Memory While Playing Duets with Evie

At thirteen, after eight years
of piano lessons, I lost myself
in a Mozart Sonatina. It was
a competition. I was sitting
at a grand piano at the front
of a church. The judge sat
in the first pew. My dad sat in the back.
I made it through the long runs
of the first movement. Through
the slow diminished chords
of the second. I was clumsy,
my rhythms uneven, my fortes not
convincing, my arpeggios stuttered.
My fingers did not know what they were doing,
though we had been practicing
together for months, though they
had had many good teachers.
I wore a pin-striped tuxedo,
a white ruffled shirt. It was fitted too tight
in my shoulders, but it made me
feel what, like a man? At least
not like a girl. God, I wanted
it over. At the end of the third movement,
I reached to the top of the treble keys
before coming back down
in the final run, but somewhere at the top
my hands returned to the notes of the first movement.
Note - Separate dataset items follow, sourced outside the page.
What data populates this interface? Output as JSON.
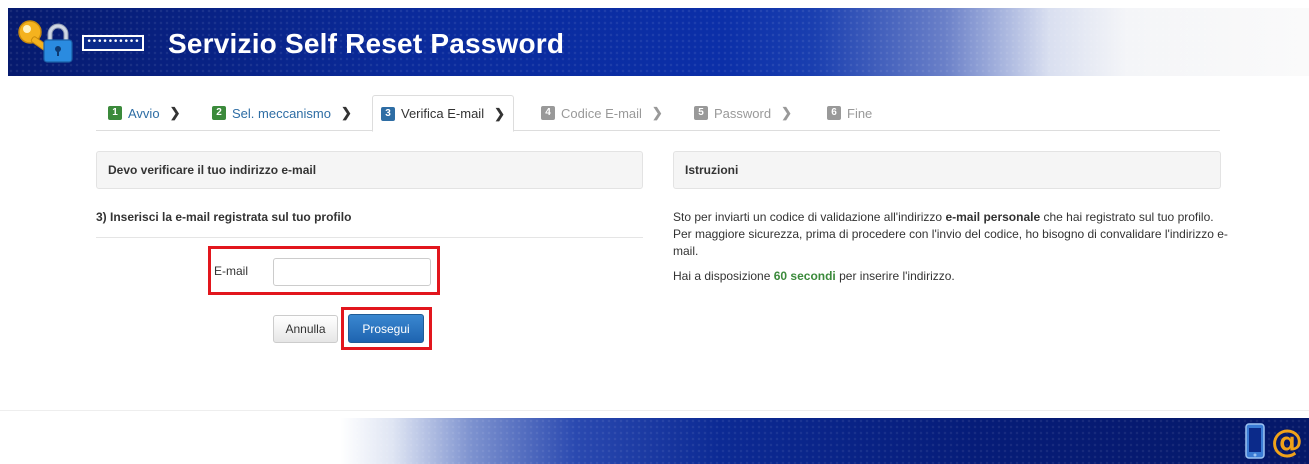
{
  "header": {
    "title": "Servizio Self Reset Password",
    "password_mask": "••••••••••"
  },
  "steps": [
    {
      "number": "1",
      "label": "Avvio",
      "state": "done"
    },
    {
      "number": "2",
      "label": "Sel. meccanismo",
      "state": "done"
    },
    {
      "number": "3",
      "label": "Verifica E-mail",
      "state": "active"
    },
    {
      "number": "4",
      "label": "Codice E-mail",
      "state": "todo"
    },
    {
      "number": "5",
      "label": "Password",
      "state": "todo"
    },
    {
      "number": "6",
      "label": "Fine",
      "state": "todo"
    }
  ],
  "left_panel": {
    "heading": "Devo verificare il tuo indirizzo e-mail",
    "section_title": "3) Inserisci la e-mail registrata sul tuo profilo",
    "email_label": "E-mail",
    "email_value": "",
    "cancel_label": "Annulla",
    "next_label": "Prosegui"
  },
  "right_panel": {
    "heading": "Istruzioni",
    "p1_before": "Sto per inviarti un codice di validazione all'indirizzo ",
    "p1_bold": "e-mail personale",
    "p1_after": " che hai registrato sul tuo profilo.",
    "p2": "Per maggiore sicurezza, prima di procedere con l'invio del codice, ho bisogno di convalidare l'indirizzo e-mail.",
    "p3_before": "Hai a disposizione ",
    "p3_highlight": "60 secondi",
    "p3_after": " per inserire l'indirizzo."
  },
  "footer": {
    "icons": [
      "phone-icon",
      "at-icon"
    ],
    "at_symbol": "@"
  },
  "colors": {
    "accent_blue": "#2e6da4",
    "done_green": "#3b8a3b",
    "highlight_red": "#e2161d"
  }
}
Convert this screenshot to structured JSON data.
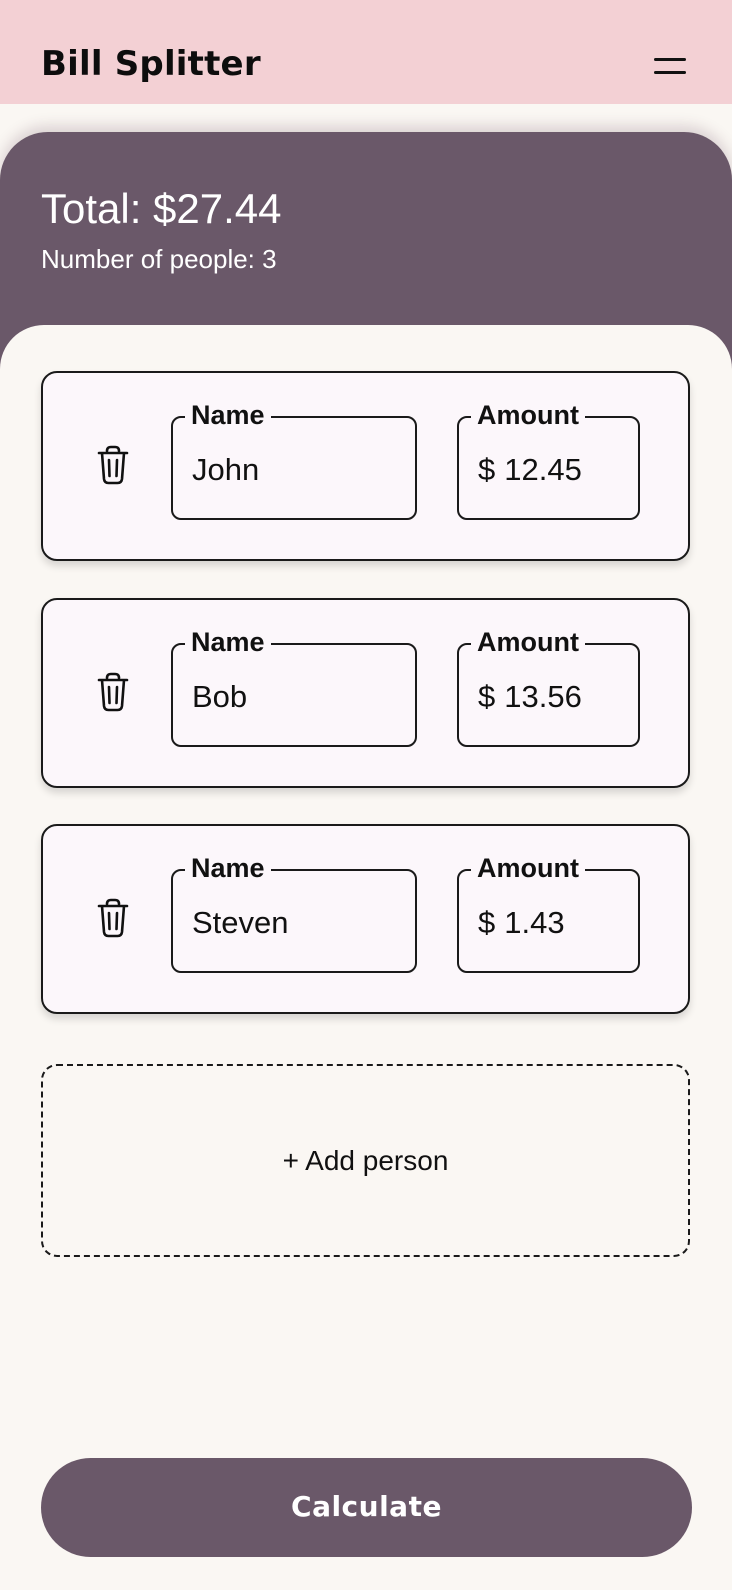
{
  "app_bar": {
    "title": "Bill Splitter",
    "menu_icon": "hamburger-menu-icon",
    "background": "#f3d0d4"
  },
  "summary": {
    "total": "Total: $27.44",
    "people_count": "Number of people: 3",
    "background": "#6a5869"
  },
  "people": [
    {
      "name_label": "Name",
      "name": "John",
      "amount_label": "Amount",
      "currency": "$",
      "amount": "12.45",
      "delete_icon": "trash-icon"
    },
    {
      "name_label": "Name",
      "name": "Bob",
      "amount_label": "Amount",
      "currency": "$",
      "amount": "13.56",
      "delete_icon": "trash-icon"
    },
    {
      "name_label": "Name",
      "name": "Steven",
      "amount_label": "Amount",
      "currency": "$",
      "amount": "1.43",
      "delete_icon": "trash-icon"
    }
  ],
  "add_person": {
    "label": "+ Add person"
  },
  "calculate": {
    "label": "Calculate",
    "background": "#6a5869"
  }
}
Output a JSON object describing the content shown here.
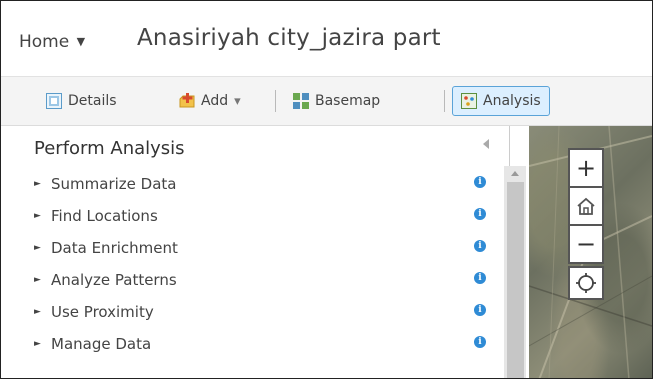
{
  "header": {
    "home_label": "Home",
    "home_caret": "▼",
    "map_title": "Anasiriyah city_jazira part"
  },
  "toolbar": {
    "details_label": "Details",
    "add_label": "Add",
    "add_caret": "▾",
    "basemap_label": "Basemap",
    "analysis_label": "Analysis"
  },
  "panel": {
    "title": "Perform Analysis",
    "items": [
      {
        "label": "Summarize Data"
      },
      {
        "label": "Find Locations"
      },
      {
        "label": "Data Enrichment"
      },
      {
        "label": "Analyze Patterns"
      },
      {
        "label": "Use Proximity"
      },
      {
        "label": "Manage Data"
      }
    ],
    "chevron": "►",
    "info_glyph": "i"
  },
  "map": {
    "zoom_in": "+",
    "home": "⌂",
    "zoom_out": "−"
  },
  "colors": {
    "accent": "#2f8bd5",
    "analysis_active_bg": "#dcefff",
    "analysis_active_border": "#5aa3d8"
  }
}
There was nothing to be done
but to finish the thing the way it had begun.
The judge shuffled through
the sheet music, trying to discern
what had happened. I did not cry,
not until I left the room
and I held my dad and he told me
the terrible lie that I had done fine.
He said it with so much love,
but it wasn’t true.
I don’t know where the lines are
between truth and love. Why do we
protect each other the ways that we do?
What else could he say? It doesn’t much matter.
He loved me. I grew out
of the shirt. I told myself the truth.